En este sentido, aunque esta práctica resulta muy cómoda para el día a día, diversos expertos en seguridad alimentaria advierten de los riesgos biológicos que conlleva la compra de fruta ya cortada si no se respetan estrictamente las pautas de conservación.

La corteza de la sandía actúa como una barrera natural impenetrable que protege el interior de bacterias y agentes contaminantes externos. En el momento en que se realiza un corte, esta protección desaparece y la pulpa, caracterizada por su elevado contenido en agua y azúcares, queda totalmente expuesta.

Sin la refrigeración constante necesaria, este entorno húmedo se convierte en un medio idóneo para la rápida proliferación de microorganismos patógenos. Además, este deterioro puede pasar desapercibido para el consumidor, ya que la fruta suele mantener un aspecto, olor y sabor totalmente normales a pesar de estar contaminada.

Normativa y manipulación en los puntos de venta

La legislación española regula de forma estricta la comercialización de estos productos a través del Real Decreto 1021/2022. Esta normativa determina que los comercios solo pueden exponer las frutas cortadas a temperatura ambiente durante un límite máximo de tres horas, tras las cuales deben trasladarse obligatoriamente a vitrinas refrigeradas.

El principal inconveniente para el comprador es la imposibilidad de verificar el tiempo exacto que la pieza lleva expuesta antes de ser adquirida. A esto se suma el factor humano en las tiendas, donde es habitual que otros clientes toquen las piezas expuestas para comprobar su estado de madurez, lo que incrementa notablemente el riesgo de contaminación cruzada por una manipulación inadecuada.

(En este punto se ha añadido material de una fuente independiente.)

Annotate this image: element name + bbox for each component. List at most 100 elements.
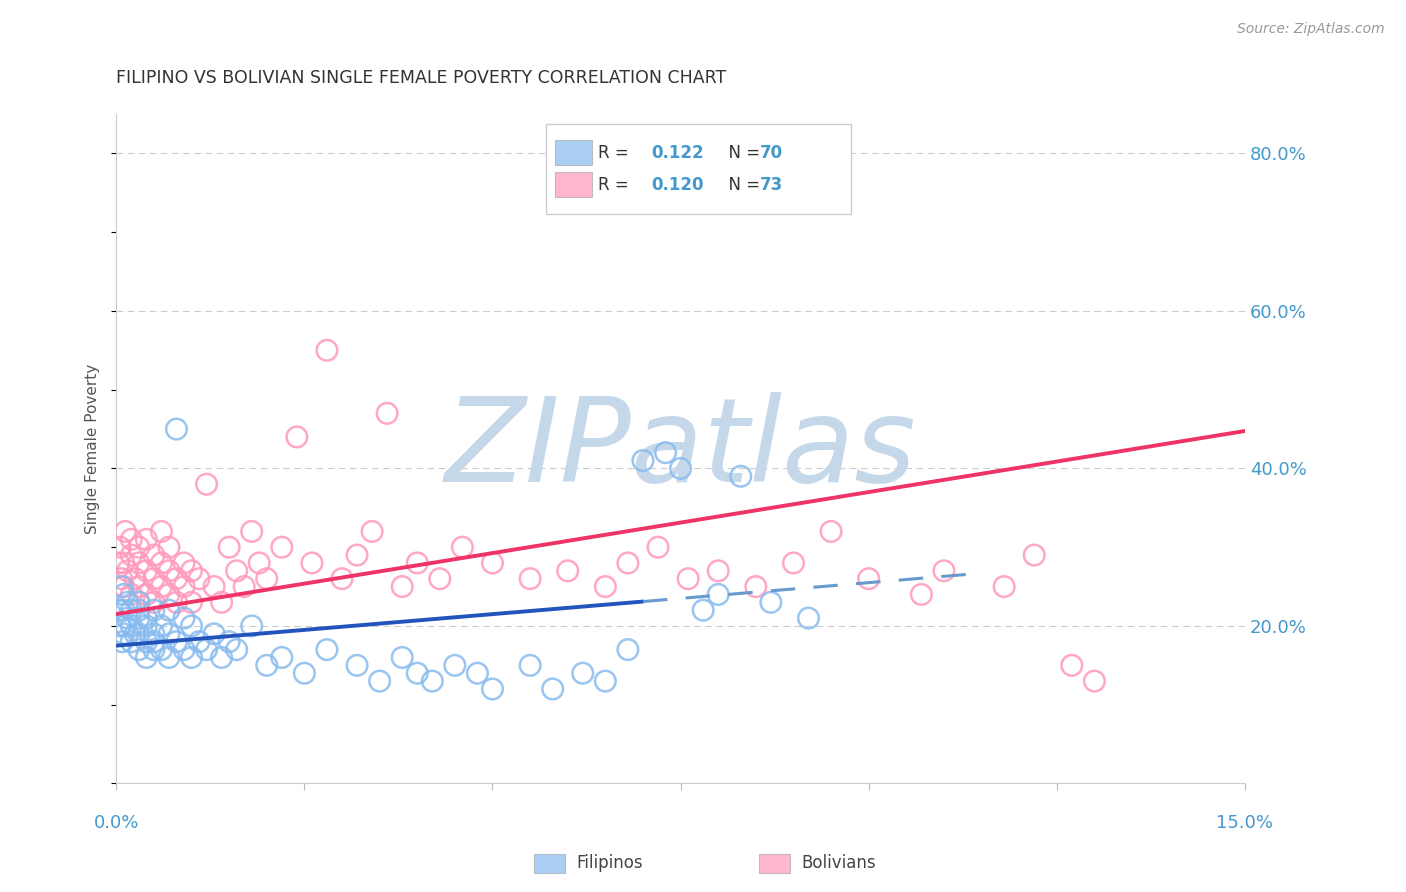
- Point: [135, 611, 157, 625]
- Point: [150, 619, 173, 633]
- Point: [240, 619, 263, 633]
- Point: [595, 674, 617, 689]
- Point: [166, 634, 188, 648]
- Point: [211, 650, 233, 665]
- Point: [707, 564, 730, 578]
- Point: [157, 650, 180, 665]
- Point: [595, 580, 617, 594]
- Point: [111, 634, 134, 648]
- Point: [346, 658, 368, 673]
- Point: [406, 556, 429, 570]
- Point: [124, 572, 146, 586]
- Point: [571, 666, 593, 681]
- Point: [1024, 548, 1046, 562]
- Bar: [555, 172, 592, 197]
- Text: Bolivians: Bolivians: [801, 855, 876, 872]
- Bar: [759, 854, 790, 873]
- Point: [707, 587, 730, 601]
- Point: [142, 603, 165, 617]
- Point: [391, 650, 413, 665]
- Point: [820, 524, 842, 539]
- Point: [316, 343, 339, 358]
- Point: [142, 595, 165, 609]
- Point: [647, 540, 669, 554]
- Point: [120, 619, 142, 633]
- Point: [1083, 674, 1105, 689]
- Point: [166, 595, 188, 609]
- Point: [142, 642, 165, 657]
- Point: [142, 572, 165, 586]
- Point: [247, 556, 270, 570]
- Point: [218, 634, 240, 648]
- Point: [180, 595, 202, 609]
- Point: [128, 627, 150, 641]
- Point: [120, 603, 142, 617]
- Point: [107, 603, 129, 617]
- Point: [429, 572, 451, 586]
- Point: [240, 524, 263, 539]
- Point: [188, 634, 211, 648]
- Point: [444, 658, 467, 673]
- Point: [110, 580, 132, 594]
- Point: [256, 572, 278, 586]
- Point: [270, 650, 292, 665]
- Point: [195, 477, 218, 491]
- Point: [120, 548, 142, 562]
- Point: [301, 556, 323, 570]
- Point: [481, 556, 503, 570]
- Text: 70: 70: [759, 144, 783, 161]
- Point: [225, 642, 247, 657]
- Y-axis label: Single Female Poverty: Single Female Poverty: [86, 364, 100, 534]
- Point: [117, 611, 139, 625]
- Point: [128, 556, 150, 570]
- Point: [157, 603, 180, 617]
- Text: R =: R =: [598, 144, 634, 161]
- Point: [180, 619, 202, 633]
- Point: [135, 634, 157, 648]
- Point: [112, 556, 135, 570]
- Point: [142, 627, 165, 641]
- Point: [112, 603, 135, 617]
- Point: [730, 469, 752, 483]
- Point: [128, 580, 150, 594]
- Point: [112, 627, 135, 641]
- Point: [112, 587, 135, 601]
- Point: [654, 445, 676, 459]
- Point: [135, 564, 157, 578]
- Point: [157, 627, 180, 641]
- Point: [117, 564, 139, 578]
- Text: 0.122: 0.122: [651, 144, 704, 161]
- Point: [128, 595, 150, 609]
- Point: [110, 572, 132, 586]
- Point: [692, 603, 714, 617]
- Text: 0.0%: 0.0%: [94, 814, 139, 831]
- Point: [202, 580, 225, 594]
- Point: [932, 564, 955, 578]
- Point: [218, 540, 240, 554]
- Point: [346, 548, 368, 562]
- Point: [225, 564, 247, 578]
- Text: R =: R =: [598, 176, 634, 194]
- Bar: [555, 140, 592, 165]
- Point: [420, 674, 443, 689]
- Point: [112, 580, 135, 594]
- Point: [676, 572, 699, 586]
- Point: [157, 564, 180, 578]
- Point: [1060, 658, 1083, 673]
- Point: [285, 430, 308, 444]
- Point: [128, 642, 150, 657]
- Text: Filipinos: Filipinos: [576, 855, 643, 872]
- Point: [759, 595, 782, 609]
- Point: [128, 611, 150, 625]
- Point: [519, 658, 541, 673]
- Text: 15.0%: 15.0%: [1216, 814, 1274, 831]
- Point: [150, 524, 173, 539]
- Text: 73: 73: [759, 176, 783, 194]
- Bar: [534, 854, 565, 873]
- Point: [519, 572, 541, 586]
- Point: [157, 540, 180, 554]
- Point: [120, 587, 142, 601]
- Point: [669, 461, 692, 475]
- Point: [368, 674, 391, 689]
- Point: [557, 564, 579, 578]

Pautas para un consumo seguro en el hogar

Para minimizar los riesgos de sufrir una intoxicación alimentaria, los especialistas aconsejan dar prioridad a la compra de piezas enteras siempre que sea posible. En caso de realizar el corte en casa, resulta imprescindible lavar concienzudamente la corteza bajo el grifo antes de introducir el cuchillo, ya que el propio filo de la herramienta puede arrastrar la suciedad exterior hacia la pulpa limpia durante el proceso de corte.

Una vez troceada, la sandía se debe conservar de inmediato en el frigorífico dentro de un recipiente hermético o debidamente protegida con film transparente, procurando consumirla en el menor tiempo posible para garantizar tanto su calidad organoléptica como su total seguridad.